In an article that is ironically in today's New York Post, "the gossip site decided to run a story about a very drunk young woman who engaged in sex in a bar bathroom stall — despite frantic pleas by the anonymous college student who may have been raped — because it was “newsworthy” and “the truth, which can be hurtful.”
Note that the woman in question isn't named, but it is safe to assume she isn't a public figure. The Post goes on to report how the woman contacted Gawker asking to have it removed. Daulerio's initial emailed response? "Blah blah blah." He then went on to tell her not to worry about the whole thing, and then got a lawyer involved.
To reiterate. Gawker initially posted a sex tape involving a college student, not a public figure, who may have been raped. And then kept it up, long enough to get views, just like the Hulk Hogan tape before taking it down.
Hulk Hogan's lawyer Sean Vogt questioned Daulerio about the tape and his willingness if at all to do some journalistic digging and reporting.
“Before posting this video, did you try to determine whether the sex was consensual?”
“As far as I knew, it was consensual,” Daulerio answered.
“Did you contact the subject of the video?” the attorney pressed.
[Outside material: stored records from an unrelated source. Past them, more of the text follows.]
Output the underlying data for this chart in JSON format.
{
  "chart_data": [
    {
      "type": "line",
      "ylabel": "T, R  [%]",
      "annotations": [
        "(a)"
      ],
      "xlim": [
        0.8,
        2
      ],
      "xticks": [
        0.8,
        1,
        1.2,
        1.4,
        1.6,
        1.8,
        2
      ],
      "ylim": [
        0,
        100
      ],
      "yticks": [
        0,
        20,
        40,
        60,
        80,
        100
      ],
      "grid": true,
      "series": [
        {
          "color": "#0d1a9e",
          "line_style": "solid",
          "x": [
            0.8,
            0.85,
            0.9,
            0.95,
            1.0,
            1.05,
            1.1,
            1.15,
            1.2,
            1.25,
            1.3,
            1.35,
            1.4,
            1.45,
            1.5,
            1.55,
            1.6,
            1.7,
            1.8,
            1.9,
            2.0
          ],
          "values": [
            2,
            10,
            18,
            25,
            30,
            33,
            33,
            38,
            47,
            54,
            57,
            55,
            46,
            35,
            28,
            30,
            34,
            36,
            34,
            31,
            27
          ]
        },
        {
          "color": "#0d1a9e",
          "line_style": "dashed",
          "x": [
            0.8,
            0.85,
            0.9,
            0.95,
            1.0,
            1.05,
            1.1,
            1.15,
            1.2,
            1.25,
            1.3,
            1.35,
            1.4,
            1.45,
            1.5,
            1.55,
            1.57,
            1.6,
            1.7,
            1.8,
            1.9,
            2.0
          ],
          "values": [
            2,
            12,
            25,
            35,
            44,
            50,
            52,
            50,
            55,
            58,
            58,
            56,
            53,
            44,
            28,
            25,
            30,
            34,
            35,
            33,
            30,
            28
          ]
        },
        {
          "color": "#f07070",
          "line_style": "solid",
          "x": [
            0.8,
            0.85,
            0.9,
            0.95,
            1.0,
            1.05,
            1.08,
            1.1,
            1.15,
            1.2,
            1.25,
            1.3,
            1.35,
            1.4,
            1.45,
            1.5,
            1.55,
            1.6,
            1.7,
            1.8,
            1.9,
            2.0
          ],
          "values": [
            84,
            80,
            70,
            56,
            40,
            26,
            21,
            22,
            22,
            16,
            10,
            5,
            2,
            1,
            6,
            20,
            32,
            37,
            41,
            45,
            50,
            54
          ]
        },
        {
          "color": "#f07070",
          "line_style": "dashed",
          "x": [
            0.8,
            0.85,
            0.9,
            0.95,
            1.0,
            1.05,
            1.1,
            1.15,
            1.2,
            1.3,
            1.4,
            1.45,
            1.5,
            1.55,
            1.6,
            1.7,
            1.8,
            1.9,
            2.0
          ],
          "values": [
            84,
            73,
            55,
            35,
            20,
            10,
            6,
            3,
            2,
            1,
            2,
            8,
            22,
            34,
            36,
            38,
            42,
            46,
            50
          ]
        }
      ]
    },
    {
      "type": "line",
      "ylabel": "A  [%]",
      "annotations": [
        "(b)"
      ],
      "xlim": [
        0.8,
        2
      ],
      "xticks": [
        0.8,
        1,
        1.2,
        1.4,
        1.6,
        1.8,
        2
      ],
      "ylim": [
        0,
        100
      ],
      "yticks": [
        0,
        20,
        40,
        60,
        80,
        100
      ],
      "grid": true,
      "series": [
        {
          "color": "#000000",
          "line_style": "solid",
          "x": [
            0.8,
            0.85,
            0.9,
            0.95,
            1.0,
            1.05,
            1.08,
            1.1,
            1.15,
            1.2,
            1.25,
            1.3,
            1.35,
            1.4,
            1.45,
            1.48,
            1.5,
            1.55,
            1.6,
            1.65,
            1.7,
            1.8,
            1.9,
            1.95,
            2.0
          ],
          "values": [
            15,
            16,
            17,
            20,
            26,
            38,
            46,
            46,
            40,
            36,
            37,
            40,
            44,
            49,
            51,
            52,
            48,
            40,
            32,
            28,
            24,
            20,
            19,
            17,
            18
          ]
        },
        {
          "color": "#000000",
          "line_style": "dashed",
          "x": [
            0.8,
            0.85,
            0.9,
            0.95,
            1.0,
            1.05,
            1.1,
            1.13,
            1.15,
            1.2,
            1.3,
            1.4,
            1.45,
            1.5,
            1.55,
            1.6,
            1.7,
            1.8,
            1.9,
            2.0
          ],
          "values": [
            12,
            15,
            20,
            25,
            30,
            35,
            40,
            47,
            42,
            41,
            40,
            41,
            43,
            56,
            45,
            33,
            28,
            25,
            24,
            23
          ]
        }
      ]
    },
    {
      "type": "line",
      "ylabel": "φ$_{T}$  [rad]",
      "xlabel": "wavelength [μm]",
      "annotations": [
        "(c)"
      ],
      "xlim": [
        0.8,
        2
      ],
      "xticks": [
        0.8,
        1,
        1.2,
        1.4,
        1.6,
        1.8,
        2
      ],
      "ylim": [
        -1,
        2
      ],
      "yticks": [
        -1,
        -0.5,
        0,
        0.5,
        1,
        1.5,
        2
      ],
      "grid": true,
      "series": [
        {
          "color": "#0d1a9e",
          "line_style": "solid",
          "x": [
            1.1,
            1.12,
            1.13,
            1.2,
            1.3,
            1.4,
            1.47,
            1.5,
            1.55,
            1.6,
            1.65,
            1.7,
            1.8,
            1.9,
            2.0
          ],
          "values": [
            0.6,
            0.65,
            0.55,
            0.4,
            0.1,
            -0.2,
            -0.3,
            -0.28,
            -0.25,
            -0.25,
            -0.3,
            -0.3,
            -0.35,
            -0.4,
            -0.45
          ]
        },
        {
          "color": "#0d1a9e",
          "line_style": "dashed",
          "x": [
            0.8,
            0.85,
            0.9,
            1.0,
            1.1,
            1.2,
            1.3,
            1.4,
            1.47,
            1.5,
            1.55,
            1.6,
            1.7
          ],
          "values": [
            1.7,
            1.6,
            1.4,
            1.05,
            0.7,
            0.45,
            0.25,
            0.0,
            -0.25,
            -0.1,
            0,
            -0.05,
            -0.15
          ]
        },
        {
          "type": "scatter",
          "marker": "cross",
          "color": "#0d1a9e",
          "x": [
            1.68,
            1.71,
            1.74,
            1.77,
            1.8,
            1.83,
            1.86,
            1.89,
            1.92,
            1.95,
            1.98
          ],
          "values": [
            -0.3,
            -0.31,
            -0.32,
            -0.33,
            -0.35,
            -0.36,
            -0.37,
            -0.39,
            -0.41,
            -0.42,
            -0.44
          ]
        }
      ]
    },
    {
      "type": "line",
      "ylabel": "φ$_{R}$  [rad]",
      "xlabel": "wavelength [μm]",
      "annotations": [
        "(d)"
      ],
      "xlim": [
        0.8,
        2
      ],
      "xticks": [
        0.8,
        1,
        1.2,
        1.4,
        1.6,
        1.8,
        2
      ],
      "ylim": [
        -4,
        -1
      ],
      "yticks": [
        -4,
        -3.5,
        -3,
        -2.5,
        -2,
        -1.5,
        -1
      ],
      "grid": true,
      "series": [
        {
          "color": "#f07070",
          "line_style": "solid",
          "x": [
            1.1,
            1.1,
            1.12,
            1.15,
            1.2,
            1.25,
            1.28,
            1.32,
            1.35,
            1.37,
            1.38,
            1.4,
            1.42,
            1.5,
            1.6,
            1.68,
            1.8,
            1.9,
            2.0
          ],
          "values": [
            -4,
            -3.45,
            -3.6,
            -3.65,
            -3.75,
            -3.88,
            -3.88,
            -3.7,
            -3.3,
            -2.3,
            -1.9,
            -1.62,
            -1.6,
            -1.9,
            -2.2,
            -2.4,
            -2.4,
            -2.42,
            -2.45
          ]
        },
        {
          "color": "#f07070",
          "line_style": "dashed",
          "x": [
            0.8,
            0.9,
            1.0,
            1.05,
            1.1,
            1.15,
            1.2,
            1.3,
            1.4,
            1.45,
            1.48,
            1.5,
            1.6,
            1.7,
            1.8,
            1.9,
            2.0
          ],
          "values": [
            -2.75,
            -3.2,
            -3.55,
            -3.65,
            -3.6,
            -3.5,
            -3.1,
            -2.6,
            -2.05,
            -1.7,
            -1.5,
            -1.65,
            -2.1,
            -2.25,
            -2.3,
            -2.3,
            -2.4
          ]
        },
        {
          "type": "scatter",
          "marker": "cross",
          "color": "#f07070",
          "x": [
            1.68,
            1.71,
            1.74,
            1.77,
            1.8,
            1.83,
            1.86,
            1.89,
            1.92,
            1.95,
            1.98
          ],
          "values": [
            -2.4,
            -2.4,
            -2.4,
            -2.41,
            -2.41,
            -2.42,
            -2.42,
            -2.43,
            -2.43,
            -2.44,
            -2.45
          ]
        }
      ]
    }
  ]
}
“Um, no, I did not,” Daulerio admitted
Gawker who when it's not seeing itself as a champion of the first amendment is defending porno tapes as being "newsworthy," because those at Gawker are Very Serious Journalists. And yet, none of them ever pick up the phone and ask questions, the way real journalists do. I should know: My father was a journalist for more than forty years. I can still see a phone tucked between his chin and shoulder as he furiously scribbled down answered to questions in shorthand notes before writing up a story. The idea no one would think to do this is either an outright lie, or shows just how far "journalism," has fallen. I suspect it's a bit of both. We're living in times where articles by so-called journalists are nothing more than a series of Twitter reactions at best. No one can bothered to check a source or verify it, or ask questions. Instead, they are the textbook definition of laziness in combing through social media for anything that sounds like a story, even if it isn't true. And this is true of NME, The Daily Mail and scores of others who got the Star Wars Body Shaming story just plain wrong. But the damage is done, too late to change it whether the story is removed or a flimsy non-apology gets issued on a Friday afternoon when no one is looking.
While those regular news outlets are reporting hoaxes and half truths, they still are less toxic than Gawker, because they aren't inserting themselves in the news to create a story. Only a few weeks ago, Gawker created a Mussolini bot on Twitter with quotes from the dictator, attributed to Donald Trump in the hopes that Trump would retweet one, thereby proving something.
Let that sink in. Instead of reporting on news, or interviewing people, or writing an actual story, Gawker decided to write a story about Gawker setting up a parody account. On Twitter. And how they tweeted at a Presidential candidate. Every day. Multiple times a day. For three months. Until finally. Three months later. Donald Trump retweeted them. GOTCHA.
Brands. Media buyers. We've already reported on how digital paid media is a fraud, that doesn't do that much for your brand. But if you still want to prop up the house of cards, at least be choosy about where you place your ads. Gawker is the Zika of news outlets. How much longer are you going to spend your money advertising there?